FRAGMENTS/STRUCTURES
2007/2015. Super-8. 6 min.

INSIDE/OUTSIDE
2008/2015. Super-8. 7 min.

MOVEMENT AND STILLNESS
2014/2015. Super-8. 11 min.

OVERLAND
2016. Super-8. 22 min.

A RETURN
2018. 16mm. 6 min.

SEASONS/PATTERNS
2020. Super-8. 10 min.

“My films embody my general approach to image making as accumulated fragments of material, both in the physical sense and as memoristic impressions with the potential to transform. They are made in close connection to my personal circumstances and unfold along the same lines as everyday life, its doubts and contradictions as much as it’s moments of quiet beauty. Although there are definite repetitions (perhaps even re-enactments), each film conveys its own formal character, born of the subjective dynamic of its shooting. Seen chronologically, these films unfold like an abstract diary with a highly formalistic energy, albeit loose and lyrical, coming more from the heart than from the head.
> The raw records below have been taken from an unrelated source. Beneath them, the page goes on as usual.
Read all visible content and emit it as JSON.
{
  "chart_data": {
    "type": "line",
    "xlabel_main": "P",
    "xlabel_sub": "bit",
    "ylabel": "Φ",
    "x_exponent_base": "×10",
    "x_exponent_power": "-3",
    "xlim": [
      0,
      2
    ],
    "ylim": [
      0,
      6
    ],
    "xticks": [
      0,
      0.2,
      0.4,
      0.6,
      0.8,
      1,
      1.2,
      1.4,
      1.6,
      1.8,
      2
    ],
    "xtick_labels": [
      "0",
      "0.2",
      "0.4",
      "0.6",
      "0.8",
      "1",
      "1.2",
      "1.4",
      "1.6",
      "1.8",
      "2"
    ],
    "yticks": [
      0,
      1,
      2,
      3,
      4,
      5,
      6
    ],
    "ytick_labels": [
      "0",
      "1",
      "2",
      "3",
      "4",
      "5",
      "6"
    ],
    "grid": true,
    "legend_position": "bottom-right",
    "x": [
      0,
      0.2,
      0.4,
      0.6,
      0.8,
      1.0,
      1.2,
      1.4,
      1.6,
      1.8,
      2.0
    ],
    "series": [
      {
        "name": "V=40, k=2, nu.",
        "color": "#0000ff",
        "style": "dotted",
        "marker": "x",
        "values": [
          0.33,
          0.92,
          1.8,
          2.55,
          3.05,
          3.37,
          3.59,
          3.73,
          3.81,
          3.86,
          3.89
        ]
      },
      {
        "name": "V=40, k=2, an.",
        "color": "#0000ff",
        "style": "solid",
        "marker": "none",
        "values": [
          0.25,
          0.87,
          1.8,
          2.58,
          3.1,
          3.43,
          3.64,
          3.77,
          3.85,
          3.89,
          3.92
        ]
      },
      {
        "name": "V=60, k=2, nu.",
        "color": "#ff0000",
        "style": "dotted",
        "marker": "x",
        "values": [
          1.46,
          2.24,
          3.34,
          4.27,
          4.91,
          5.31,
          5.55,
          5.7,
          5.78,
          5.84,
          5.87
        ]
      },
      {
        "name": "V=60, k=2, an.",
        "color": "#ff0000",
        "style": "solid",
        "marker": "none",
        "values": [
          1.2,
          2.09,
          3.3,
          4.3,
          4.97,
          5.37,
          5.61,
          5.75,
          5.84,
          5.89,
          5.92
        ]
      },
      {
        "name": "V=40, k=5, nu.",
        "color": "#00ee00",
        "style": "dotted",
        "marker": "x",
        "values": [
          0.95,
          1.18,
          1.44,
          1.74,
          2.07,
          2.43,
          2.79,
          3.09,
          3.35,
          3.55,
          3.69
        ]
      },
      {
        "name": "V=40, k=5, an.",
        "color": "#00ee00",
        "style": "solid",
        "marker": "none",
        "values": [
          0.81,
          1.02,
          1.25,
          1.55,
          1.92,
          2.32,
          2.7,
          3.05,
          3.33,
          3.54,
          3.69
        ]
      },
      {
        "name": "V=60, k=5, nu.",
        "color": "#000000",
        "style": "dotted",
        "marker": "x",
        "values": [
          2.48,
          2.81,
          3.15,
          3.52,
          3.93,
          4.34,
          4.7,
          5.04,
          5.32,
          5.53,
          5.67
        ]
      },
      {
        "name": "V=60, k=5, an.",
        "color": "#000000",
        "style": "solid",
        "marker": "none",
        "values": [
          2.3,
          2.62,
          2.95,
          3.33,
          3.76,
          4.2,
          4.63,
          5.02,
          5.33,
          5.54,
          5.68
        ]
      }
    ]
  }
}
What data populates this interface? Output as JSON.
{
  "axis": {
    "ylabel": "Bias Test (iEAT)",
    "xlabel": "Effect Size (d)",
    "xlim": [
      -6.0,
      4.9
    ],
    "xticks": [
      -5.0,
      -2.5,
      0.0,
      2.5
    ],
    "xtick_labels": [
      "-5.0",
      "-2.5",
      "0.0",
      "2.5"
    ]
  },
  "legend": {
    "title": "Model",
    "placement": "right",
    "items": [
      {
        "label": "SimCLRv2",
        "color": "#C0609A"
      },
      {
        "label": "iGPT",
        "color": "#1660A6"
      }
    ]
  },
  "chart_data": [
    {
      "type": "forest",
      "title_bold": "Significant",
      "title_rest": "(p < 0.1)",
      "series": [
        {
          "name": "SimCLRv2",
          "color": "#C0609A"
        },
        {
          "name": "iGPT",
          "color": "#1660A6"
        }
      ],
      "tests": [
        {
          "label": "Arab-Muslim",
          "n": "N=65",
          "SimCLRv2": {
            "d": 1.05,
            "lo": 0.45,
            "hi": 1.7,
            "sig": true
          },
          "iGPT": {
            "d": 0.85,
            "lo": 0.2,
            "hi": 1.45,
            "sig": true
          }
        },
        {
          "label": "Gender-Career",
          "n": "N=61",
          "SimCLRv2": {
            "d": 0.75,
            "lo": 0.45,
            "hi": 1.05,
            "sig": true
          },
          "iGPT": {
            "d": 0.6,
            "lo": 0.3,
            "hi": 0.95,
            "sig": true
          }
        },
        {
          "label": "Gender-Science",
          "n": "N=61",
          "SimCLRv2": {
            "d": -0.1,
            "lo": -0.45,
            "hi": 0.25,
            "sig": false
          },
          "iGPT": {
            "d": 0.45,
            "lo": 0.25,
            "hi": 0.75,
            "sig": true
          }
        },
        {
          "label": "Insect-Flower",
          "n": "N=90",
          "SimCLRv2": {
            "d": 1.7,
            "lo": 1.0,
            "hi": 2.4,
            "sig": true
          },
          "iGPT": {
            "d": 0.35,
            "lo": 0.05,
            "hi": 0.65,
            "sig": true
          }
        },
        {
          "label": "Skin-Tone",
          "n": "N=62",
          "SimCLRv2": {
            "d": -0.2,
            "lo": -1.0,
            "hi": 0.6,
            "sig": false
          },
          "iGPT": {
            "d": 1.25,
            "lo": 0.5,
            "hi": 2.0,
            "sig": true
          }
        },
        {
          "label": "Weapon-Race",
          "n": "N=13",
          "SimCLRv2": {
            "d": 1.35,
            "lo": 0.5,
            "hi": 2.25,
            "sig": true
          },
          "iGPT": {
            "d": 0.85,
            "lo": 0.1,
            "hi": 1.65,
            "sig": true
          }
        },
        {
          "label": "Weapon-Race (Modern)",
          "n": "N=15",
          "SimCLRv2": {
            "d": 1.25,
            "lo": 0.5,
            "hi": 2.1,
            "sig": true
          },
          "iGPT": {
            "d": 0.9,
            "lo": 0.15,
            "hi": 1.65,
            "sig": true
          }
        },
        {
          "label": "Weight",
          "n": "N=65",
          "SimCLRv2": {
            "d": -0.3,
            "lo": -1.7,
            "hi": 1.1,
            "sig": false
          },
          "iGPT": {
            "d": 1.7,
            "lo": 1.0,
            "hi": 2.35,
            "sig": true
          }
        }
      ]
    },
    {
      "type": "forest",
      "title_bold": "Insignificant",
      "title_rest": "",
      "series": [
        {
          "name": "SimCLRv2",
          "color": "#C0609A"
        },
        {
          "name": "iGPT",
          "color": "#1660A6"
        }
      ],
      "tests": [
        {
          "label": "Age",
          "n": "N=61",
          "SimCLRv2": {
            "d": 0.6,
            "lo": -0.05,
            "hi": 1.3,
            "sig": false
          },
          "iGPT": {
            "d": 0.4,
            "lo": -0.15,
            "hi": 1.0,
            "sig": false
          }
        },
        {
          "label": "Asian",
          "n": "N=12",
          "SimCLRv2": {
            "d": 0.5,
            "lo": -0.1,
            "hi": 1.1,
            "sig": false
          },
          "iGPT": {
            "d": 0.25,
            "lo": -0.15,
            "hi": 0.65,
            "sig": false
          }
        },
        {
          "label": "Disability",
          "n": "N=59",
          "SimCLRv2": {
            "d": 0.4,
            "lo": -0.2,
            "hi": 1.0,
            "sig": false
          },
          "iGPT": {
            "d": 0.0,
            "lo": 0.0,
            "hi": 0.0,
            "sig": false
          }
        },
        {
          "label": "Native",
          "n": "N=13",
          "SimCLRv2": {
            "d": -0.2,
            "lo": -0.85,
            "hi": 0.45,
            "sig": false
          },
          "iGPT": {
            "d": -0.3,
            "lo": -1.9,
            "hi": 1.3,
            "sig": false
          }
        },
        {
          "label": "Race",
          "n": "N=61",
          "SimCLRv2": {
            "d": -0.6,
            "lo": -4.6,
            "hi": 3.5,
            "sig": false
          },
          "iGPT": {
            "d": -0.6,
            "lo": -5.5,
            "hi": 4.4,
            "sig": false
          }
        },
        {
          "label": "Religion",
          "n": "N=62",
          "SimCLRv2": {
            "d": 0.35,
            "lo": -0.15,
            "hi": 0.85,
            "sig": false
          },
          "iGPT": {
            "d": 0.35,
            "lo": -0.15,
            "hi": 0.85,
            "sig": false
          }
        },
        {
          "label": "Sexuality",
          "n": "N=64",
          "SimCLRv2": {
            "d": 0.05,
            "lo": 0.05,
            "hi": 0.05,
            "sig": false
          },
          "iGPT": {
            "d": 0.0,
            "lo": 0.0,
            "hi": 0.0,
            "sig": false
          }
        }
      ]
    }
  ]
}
I hope that people can respond to something in them on that level.” James Edmonds

JAMES EDMONDS works primarily with super8 and 16mm film as well as painting and music. His practice is driven by a personal poetics in which the act of recording the everyday becomes both a materialist, formal structure and a highly subjective experiential reality in itself – a complex synthesis of presence and memory. In his films, the work begins in the camera, the formation of the shots becoming intrinsically part of the meaning, the film material its own entity. His films have been shown at various festivals and venues including TIFF Wavelengths, NYFF Projections (now Currents), Ann Arbor Film Festival, Kurzfilmtage Oberhausen, MOMI New York, MIFF Melbourne, Curtas Vila do Conde, Redcat California, EXiS Seoul and L’ âge d’Or Brussels. Solo presentations have occurred at (S8) A Coruña, EXFF Frankfurt, Cinema Parenthèse Brussels, Nocturnal Reflections Milan and Ausland Berlin. He occasionally writes texts on film, organizes screenings and from 2015-2018 ran a monthly film series in Berlin called Light Movement.